Please note! This essay has been submitted by a student.
Cognition is the understanding and development of mental processes through senses and experiences to obtain knowledge. The areas of cognition in bottlenose dolphins (Tursiops truncates) I will be exploring are: long term memory, attention and sensory perception. Early interest in bottlenose dolphin cognition arose from its large brain to body ratio (Herzing and Johnson, 2015) and recent studies have revealed their vast cognitive abilities which are continually being researched. In this review I aim to explore the available literature surrounding cognition in bottlenose dolphins and identify areas where future research should be focused.
Earlier studies of dolphin memory have concentrated on working memory, where information is stored for a short amount of time. Whereas recent studies such as ‘Decades-long social memory in bottlenose dolphins’ (Bruck, 2013) explore the long-term memory of dolphins. In this study 43 dolphins with varying ages were tested through the use of signature whistles, which are calls unique to each dolphin. The dolphins had previously lived together but had been separated for an average of 6 years. Underwater speakers played habituation noises with random whistles played in the intervals until the dolphin ignored the noises for 30 seconds. Familiar and unfamiliar whistles then replace the random whistles and the reactions of the dolphins were recorded. Reactions included head turning towards the speaker, approaching the speaker and forceful contact to the speaker or rapid swimming. The results showed a significantly greater response to familiar whistles and the level of response was not altered by separation length (Bruck, 2013). The habituation sounds, and random whistles mean that any reaction was likely due to memory and not the novelty of the sounds or speakers, and the large sample size means that is it unlikely that the results are due to chance. Although dolphins in captivity would have fewer dolphins to remember so may perform better in this task than wild dolphins. Memory is very important in cognitive function and a dolphin’s long-term memory can be useful in storing motor skills and identifying threats and alliances (Herzing and Johnson, 2015).

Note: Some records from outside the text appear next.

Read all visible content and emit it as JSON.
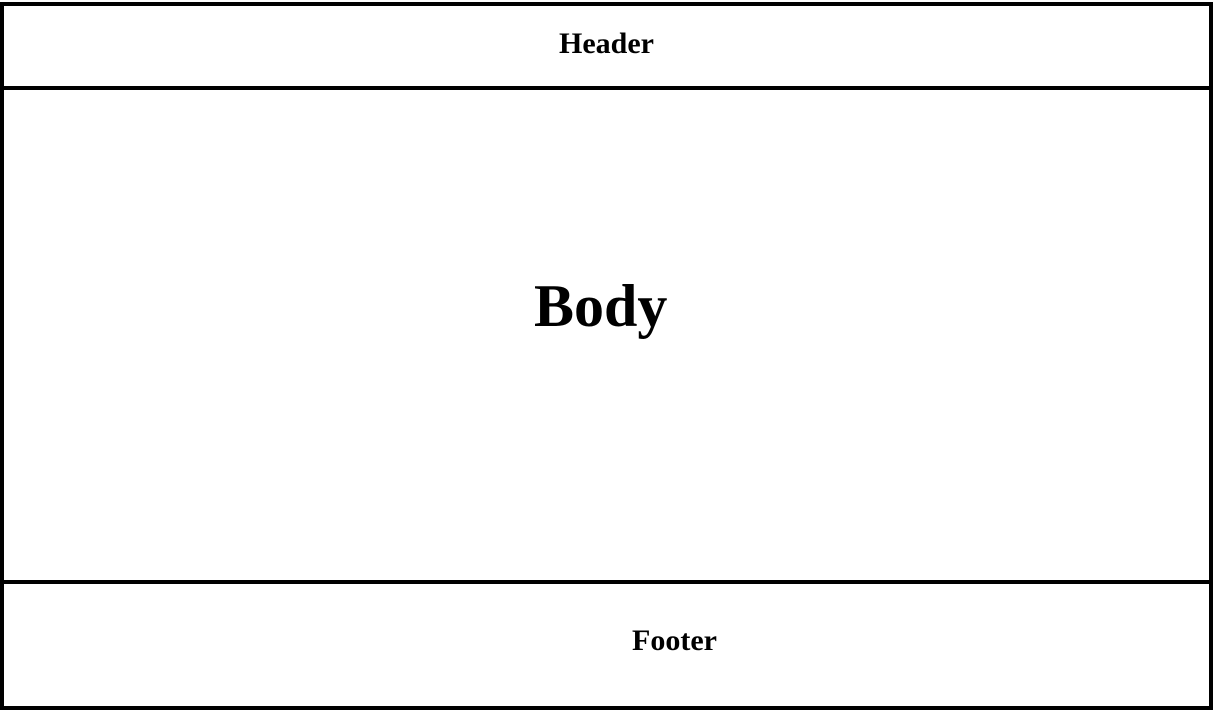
{
  "layout": {
    "header": {
      "label": "Header"
    },
    "body": {
      "label": "Body"
    },
    "footer": {
      "label": "Footer"
    }
  },
  "colors": {
    "border": "#000000",
    "background": "#ffffff",
    "text": "#000000"
  }
}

Attention involves the continuous concentration on an object or task whilst distractions and unneeded information is ignored. In Ridgway’s journal ‘Dolphin continuous auditory vigilance for five days’ a male and females’ attention was tested by the use of two 70kHZ sounds and a 0.5 second distractor sound played every 30 seconds. The distractor sound was replaced by a 1.5 second target sound which was played randomly between four and 24 minutes. The dolphin received a reward when the paddle was pressed within 21 seconds of hearing the target sound. The dolphins were tested up to 120 hours at a time with high performance levels which were over 94% for both dolphins (Ridgway, 2006). This is confirmation that dolphins are able to maintain attention for prolonged periods of time as the target sound was unpredictable. Although only two dolphins were tested so the data collected is not representative of the whole population. It also supports the idea that dolphins are able to rest each hemisphere of their brain separately (Ridgway, 2002), this allows the dolphin to remain aware of its environment and attentive to dangers whilst it rests (Ridgway, 2006).

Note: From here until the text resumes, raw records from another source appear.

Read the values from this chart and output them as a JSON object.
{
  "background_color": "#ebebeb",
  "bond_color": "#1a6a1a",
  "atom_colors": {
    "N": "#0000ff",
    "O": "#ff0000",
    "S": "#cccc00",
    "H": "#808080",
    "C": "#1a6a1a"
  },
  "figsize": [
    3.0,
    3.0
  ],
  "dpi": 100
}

Perception involves the analysis of information through the senses to more clearly understand the surrounding environment. Sensory perception in dolphins mainly involves echolocation and vision, with the main area of focus being how dolphins are able to perceive objects using both of these senses. In ‘The object behind the echo: dolphins (Tursiops truncates) perceive object shape globally through echolocation’ (Pack et al, 2002). In this experiment the dolphin was either shown an object visually whilst it was held in the air (dolphin echolocation is not effective in air) or suspended in opaque boxes which allowed echolocation. The objects shown were different shaped but some shared similar features. The dolphins had to pick a match between three objects or could press a response paddle if none of the objects matched. Matches were found to be correct on 93% of vision- echolocation trials and 99% of echolocation- vision trials. These results tell us that dolphins are able to use their echolocation to look at an object as a whole rather than just its features. Complex shapes that had not before been seen by the dolphin were used which means that the dolphin did not match the shapes through associative learning (Herzing and Johnson, 2015). Although only on dolphin was tested which limits how useful these results are as it is not representative of the whole population.

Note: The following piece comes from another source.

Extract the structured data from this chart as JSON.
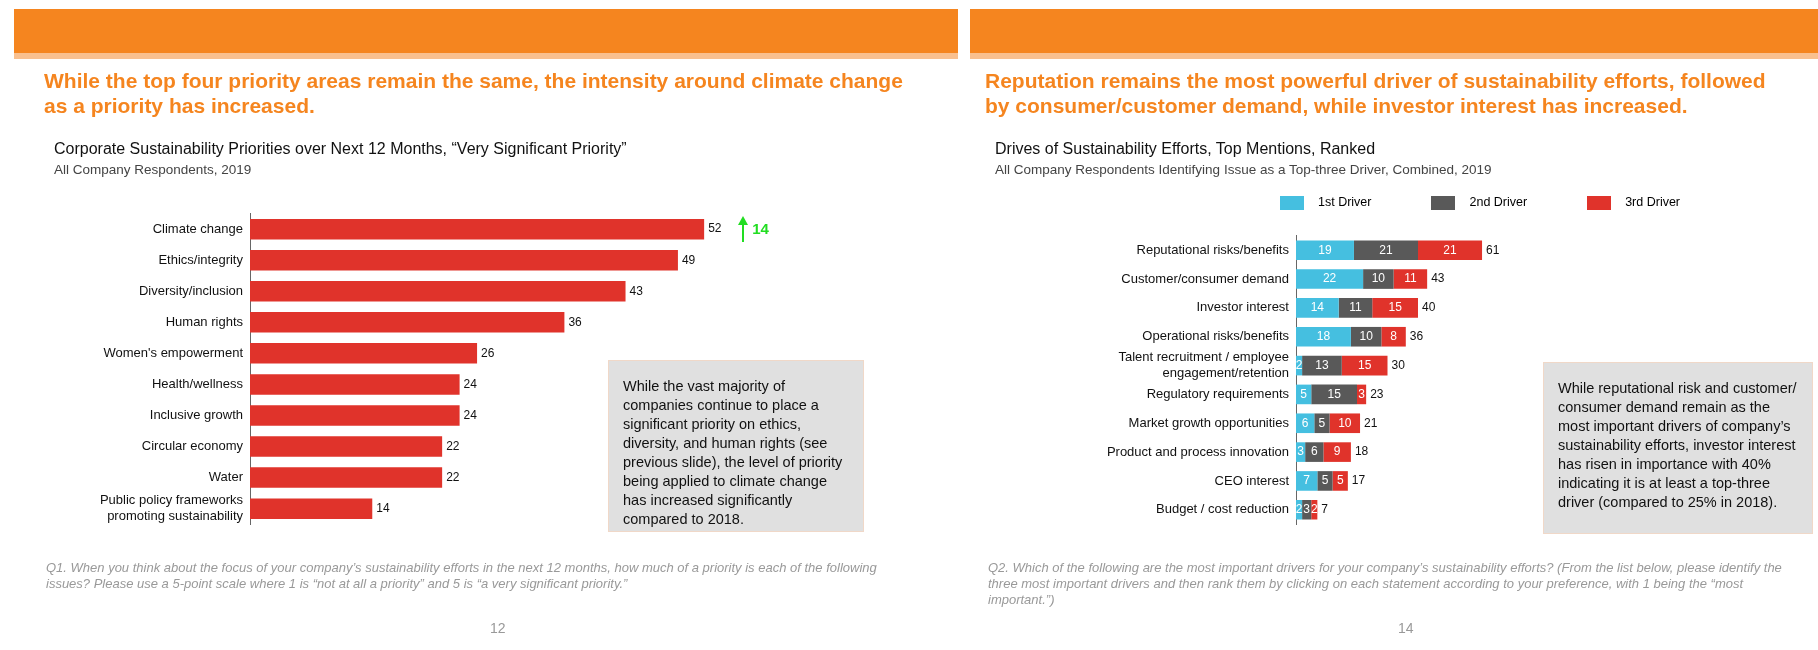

There are some alternative theories as to why dolphins have such a large brain to body ratio. Some believe that dolphins large brain size is entirely due to echolocation and the cognitive needs that this has (Marino et al, 2007). Another theory is that dolphins have large brains due to the selection pressure of low water temperatures, as having a larger brain counteracts the heat loss as the brain is thermogenic. (Manger, 2006). These theories are less researched and not widely accepted due to the copious evidence available displaying the highly complex behaviours that dolphins are capable of.
In this review I have explored three major areas of dolphin cognition; long term memory, attention and sensory perception. From this review I have found that dolphins have the capability to follow out highly complex behaviours, and despite other theories I believe that this is the reason for their large brain to body ratio. From the literature I have reviewed I can conclude that the future research into dolphin cognition should focus on evidence of cognition in wild dolphins, and further research should be carried out in sensory perception and attention using a larger sample size in order to achieve more representative results.